With claimant law firms able to move fast following an alleged breach, customers may encounter a challenging landscape as they are encouraged to pursue representative action instead of using other mechanisms that are free and potentially provide a quicker resolution. Numerous actions could create a time delay in receiving compensation, and individuals could be worse off as companies face difficulties balancing lawsuits with competing mechanisms to tackle the same issues, such as proactive remediation, harming people’s access to redress.
- On the courts and the ICO: An increase in claims would likely result in an increased and significant burden on the judicial system and the ICO, potentially causing delays. Opt-out class actions could see competing organisations attempting to duplicate representative actions on behalf of the same subject, in cases involving the same facts.
Given its potential implications for UK industry, the CBI continues to monitor this case closely. We believe that opt-out representative action for alleged data protection infringements will harm individuals and organisations across the UK data ecosystem.

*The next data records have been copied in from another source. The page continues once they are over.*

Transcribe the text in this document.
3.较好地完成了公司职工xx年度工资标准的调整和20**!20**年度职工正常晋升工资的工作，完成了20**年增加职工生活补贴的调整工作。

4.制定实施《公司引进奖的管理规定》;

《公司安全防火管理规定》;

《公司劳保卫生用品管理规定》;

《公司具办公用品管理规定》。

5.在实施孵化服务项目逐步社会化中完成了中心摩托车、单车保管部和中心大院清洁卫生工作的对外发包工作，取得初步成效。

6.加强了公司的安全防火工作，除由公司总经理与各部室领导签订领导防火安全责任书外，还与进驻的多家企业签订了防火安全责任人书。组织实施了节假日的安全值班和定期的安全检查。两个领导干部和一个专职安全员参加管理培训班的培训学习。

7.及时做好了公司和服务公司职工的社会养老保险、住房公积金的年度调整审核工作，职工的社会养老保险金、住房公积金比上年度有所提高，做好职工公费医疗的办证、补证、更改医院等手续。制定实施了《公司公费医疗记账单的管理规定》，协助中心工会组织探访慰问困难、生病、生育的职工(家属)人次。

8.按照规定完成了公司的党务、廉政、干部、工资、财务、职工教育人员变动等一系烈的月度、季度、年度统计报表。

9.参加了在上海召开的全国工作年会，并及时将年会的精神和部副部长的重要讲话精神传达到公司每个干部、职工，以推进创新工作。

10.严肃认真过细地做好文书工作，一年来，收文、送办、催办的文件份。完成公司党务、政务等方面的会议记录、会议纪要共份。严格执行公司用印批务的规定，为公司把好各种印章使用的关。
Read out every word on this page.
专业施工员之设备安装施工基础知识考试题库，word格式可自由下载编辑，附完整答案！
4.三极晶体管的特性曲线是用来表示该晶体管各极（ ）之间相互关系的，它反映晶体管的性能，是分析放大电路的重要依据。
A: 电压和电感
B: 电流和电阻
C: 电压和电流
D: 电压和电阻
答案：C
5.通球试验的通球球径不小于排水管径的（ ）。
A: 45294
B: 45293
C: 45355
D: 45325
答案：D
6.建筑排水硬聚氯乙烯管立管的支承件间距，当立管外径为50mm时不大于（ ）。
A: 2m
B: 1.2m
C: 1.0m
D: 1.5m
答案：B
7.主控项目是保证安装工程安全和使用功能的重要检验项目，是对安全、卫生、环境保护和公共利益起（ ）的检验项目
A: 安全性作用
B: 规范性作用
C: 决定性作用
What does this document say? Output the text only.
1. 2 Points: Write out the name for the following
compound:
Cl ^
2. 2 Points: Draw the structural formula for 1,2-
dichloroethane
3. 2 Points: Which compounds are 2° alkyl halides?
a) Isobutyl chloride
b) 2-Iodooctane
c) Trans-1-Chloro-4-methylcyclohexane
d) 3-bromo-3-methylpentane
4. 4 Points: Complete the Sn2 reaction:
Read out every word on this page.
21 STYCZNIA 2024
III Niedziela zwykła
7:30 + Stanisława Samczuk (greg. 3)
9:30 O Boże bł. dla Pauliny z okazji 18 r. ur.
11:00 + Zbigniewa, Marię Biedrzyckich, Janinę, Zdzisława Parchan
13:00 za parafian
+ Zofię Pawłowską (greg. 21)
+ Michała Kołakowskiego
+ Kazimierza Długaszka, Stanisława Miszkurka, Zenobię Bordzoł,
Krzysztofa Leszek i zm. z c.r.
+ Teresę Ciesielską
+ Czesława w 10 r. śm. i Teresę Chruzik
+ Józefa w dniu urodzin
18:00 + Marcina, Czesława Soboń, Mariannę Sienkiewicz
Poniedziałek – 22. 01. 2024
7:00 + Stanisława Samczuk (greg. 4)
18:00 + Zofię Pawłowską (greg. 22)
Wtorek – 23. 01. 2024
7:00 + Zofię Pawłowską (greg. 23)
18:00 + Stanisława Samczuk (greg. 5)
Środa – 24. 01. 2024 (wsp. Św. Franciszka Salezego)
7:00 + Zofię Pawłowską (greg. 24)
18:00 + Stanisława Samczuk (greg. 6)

Given the huge impact they are likely to have, any introduction of class actions should be accompanied by further government policy interventions. As we said in our response to the Review of Representative Action Provisions, detailed rules and significant safeguards would be needed to prevent their vexatious use, for example requiring proof of expertise of organisations bringing claims, notification and opt-out procedures for class members, and claimants’ liability for own-party and adverse costs.